Havel was most famously known for his leadership in that political uprising. To those who study his work, he was a philosopher – not the kind of analytical philosopher who seeks merely to play mind games — without a thought to the needs of the oppressed, – but a genuine philosophe who shared a love of wisdom because he shared a love of humanity.
Havel died just a few weeks prior to the celebration of the 22nd anniversary of freedom and democracy in the Czech and Slovak Republics. His death was a great loss to the global project of peace.
In one of those curious constellations of great figures, Christopher Hitchens and Kim Jong Il also died that week before Christmas.

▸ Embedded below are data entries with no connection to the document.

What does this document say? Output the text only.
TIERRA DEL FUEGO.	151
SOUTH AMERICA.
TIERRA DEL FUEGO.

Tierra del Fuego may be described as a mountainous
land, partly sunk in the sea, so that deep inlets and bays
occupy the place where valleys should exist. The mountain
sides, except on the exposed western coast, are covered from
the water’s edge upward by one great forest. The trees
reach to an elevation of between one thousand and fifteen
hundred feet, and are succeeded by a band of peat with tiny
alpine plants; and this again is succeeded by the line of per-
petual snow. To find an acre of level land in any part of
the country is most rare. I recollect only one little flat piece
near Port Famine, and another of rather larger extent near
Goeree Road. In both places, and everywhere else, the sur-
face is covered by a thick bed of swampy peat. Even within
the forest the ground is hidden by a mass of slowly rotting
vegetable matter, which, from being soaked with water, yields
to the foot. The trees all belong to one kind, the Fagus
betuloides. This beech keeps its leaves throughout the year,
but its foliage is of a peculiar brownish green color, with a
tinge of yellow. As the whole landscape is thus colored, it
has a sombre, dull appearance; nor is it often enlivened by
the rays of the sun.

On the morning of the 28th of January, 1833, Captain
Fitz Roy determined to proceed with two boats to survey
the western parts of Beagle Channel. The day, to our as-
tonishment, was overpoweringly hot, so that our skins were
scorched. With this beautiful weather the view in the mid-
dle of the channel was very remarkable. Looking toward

They provide an odd, but telling trio. Kim Jong Il and Christopher Hitchens famously atheist; Il and Havel famous statesmen and Havel and Hitchens extraordinary writers.
I am reading Christopher Hitchens’ lastest book, a collection of essays. True to form, in the very first pages, Hitchens grapples with big stuff. Ironically, he mentions the Velvet Revolution and wonders about the difference between those who gave their lives for democracy, for a cause they deeply held, and the Mohammed Atta, who gave his life, also for a cause. Hitchens is emphatic there is a difference. But his transcendentalism is desperate and he stumbles here.
Havel, on the other hand, uses the word God, but uses it very carefully, as a leader of a free people, who worship in their own ways and with their own temperments, must.
In honor of Havel, and as the required reminder to a democratic people — that words do matter, that the silence Kim Jong Il imposed leads only to hate and despair, I conclude with a striking paragraph from Havel’s lecture at a conference at Oslo in 1990 called “The Anatomy of Hate.”
While he speaks of hate in this excerpt, his aim is clear: he would reveal the true pillars of peace.
In hatred just as in unhappy love there is a desperate kind of transcendentalism. People who hate wish to attain the unattainable and are consumed by the impossibility of attaining it. They see the cause of this in the shameful world that prevents them from attaining their object. Hatred is a diabolical attribute of the fallen angel. It is a state of the spirit that aspires to be God, that may even think it is God, and is tormented by evidence that it is not and cannot be. It is the attribute of a creature who is jealous of God and eats his heart out because the road to the throne of God, where he thinks he should be sitting, is blocked by an unjust world that is conspiring against him.
You have before you a literal flood of work. May it be in the spirit of Havel and Hitchens — directed at refuting those who suggest that helping others, whether flood damaged or simply poor and out of heat, is too expensive and the wrong thing to do. Do it because the right sacrifice is the sacrifice of self for other.